For loving me imperfectly.
Because I know now that being a mother
is the hardest, holiest thing
a woman can do.
And still—
you showed up.
Mama,
you are the thread
that held my world together
when I thought it was falling apart.
You are the quiet warrior
who never needed a crown
to rule over my heart.
You are the reason I can rise,
the roots beneath every dream I plant.
And one day—when the world
claps for me,
when I finally arrive—
know that your hands
built my wings.
That I flew because you stayed.
That I am because you are.
This love I have for you
is not loud,
not always spoken—
but it is vast.
It is sacred.
It is forever.
And Mama… when I make it—
when these dreams I cradle finally take flight,
when the money flows with ease,
and freedom no longer feels like a fantasy—
I’m coming for you.
I will carry you to the ocean you’ve never seen.
Let you feel the sun of Santorini,
the breeze of Cape Town,
the cherry blossoms in Japan.
I’ll give you a home that breathes peace,
with warm floors and a kitchen filled with laughter,
with gardens that sing your name in every bloom.
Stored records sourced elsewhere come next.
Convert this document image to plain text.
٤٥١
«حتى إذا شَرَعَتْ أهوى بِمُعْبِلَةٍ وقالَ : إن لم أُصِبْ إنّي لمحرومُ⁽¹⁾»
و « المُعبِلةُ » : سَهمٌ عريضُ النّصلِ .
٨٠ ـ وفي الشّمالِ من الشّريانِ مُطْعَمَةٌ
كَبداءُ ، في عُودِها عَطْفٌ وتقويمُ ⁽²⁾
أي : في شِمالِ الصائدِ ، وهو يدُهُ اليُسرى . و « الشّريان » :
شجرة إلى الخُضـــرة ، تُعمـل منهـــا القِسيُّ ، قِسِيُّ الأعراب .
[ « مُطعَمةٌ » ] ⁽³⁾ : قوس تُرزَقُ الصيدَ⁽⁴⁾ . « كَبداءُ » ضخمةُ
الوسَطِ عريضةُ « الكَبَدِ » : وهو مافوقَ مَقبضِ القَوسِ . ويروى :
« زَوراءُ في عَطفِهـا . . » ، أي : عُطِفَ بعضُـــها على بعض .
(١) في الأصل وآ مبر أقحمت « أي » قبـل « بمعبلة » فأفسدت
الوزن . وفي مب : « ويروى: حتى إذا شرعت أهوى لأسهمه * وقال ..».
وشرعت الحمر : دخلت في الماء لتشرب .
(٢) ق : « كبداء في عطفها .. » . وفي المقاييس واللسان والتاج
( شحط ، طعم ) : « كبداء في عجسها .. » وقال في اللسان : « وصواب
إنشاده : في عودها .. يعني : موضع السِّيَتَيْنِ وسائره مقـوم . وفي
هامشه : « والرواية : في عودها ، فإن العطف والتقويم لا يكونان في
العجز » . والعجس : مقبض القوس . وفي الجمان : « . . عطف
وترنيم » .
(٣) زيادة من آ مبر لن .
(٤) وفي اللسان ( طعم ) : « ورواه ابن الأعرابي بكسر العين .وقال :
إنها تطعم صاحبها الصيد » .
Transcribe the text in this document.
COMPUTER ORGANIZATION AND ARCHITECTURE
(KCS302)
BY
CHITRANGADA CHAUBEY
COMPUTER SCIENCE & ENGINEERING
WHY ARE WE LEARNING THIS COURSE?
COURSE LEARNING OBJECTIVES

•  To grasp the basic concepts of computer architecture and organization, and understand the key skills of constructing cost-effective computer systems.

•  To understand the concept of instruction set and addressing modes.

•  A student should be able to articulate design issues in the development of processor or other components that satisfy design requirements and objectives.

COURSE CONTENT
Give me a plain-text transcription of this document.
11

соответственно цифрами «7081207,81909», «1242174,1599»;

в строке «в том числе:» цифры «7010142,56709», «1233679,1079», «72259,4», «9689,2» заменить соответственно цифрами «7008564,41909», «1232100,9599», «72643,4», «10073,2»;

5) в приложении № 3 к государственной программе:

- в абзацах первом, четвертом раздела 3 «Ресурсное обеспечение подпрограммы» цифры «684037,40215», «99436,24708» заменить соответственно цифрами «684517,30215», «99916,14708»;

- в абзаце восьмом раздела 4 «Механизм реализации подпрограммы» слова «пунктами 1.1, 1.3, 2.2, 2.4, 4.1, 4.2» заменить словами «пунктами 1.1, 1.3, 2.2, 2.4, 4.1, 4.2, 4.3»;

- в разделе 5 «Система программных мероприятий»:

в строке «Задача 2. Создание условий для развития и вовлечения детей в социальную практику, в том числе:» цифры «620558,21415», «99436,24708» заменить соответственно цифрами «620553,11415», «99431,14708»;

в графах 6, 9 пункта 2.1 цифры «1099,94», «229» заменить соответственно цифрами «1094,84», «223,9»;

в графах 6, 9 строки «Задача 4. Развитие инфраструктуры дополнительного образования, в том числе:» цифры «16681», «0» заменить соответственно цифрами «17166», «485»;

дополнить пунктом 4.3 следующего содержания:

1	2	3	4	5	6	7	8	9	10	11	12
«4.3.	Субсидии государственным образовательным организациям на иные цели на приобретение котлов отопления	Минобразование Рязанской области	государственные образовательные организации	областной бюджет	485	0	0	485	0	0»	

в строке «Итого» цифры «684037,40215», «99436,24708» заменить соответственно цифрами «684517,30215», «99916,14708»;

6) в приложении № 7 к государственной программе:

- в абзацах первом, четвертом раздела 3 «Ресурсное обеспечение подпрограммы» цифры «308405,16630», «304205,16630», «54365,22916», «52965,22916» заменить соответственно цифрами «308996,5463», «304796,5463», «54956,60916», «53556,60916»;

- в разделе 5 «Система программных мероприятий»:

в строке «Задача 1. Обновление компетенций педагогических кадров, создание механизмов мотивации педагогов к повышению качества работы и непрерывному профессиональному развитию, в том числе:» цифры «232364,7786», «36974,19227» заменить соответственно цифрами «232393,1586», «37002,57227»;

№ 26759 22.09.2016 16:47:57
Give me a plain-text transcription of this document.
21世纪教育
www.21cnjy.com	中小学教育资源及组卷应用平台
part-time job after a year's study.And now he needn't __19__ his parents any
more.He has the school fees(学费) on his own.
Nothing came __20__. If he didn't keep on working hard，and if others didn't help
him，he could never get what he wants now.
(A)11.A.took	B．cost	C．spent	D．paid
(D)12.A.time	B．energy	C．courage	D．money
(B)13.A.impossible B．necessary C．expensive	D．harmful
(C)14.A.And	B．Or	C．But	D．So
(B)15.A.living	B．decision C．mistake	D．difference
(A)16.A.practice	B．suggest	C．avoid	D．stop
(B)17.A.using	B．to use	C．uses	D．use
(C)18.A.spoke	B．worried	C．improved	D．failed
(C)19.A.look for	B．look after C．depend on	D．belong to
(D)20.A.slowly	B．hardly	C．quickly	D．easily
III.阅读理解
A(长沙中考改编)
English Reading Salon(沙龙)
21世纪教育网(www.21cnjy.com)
We’ll eat mangoes in Zanzibar,
croissants in Paris,
dance under stars in a land where no one knows our past,
only the beauty of the women we’ve become.
You gave me your years,
now let me give you your joy.
You sacrificed your peace,
now let me gift you rest.
You poured your love into my future—
and now, I promise:
I will pour my abundance into yours.
This is not the end of your story—
it’s the beginning of your reward.
You’ve raised a woman
who will change her lineage.
Who will break every curse,
and build a life
that finally feels like heaven.
And when I rise,
when I win—
you will too.
Because you carried me
long before I ever learned to carry myself.
So thank you, Mama—
for loving me when I couldn’t love myself,
for raising my son with grace,
for being the home I could always return to.
To every mother who has loved fiercely, quietly, and without applause: thank you. When your children bloom, know that your love was the soil.
We don’t always get to say it out loud. We don’t always find the right moment. But sometimes, poetry becomes the bridge between our hearts and theirs. Mama, if you’re reading this—I see you, I love you, and I am because you are.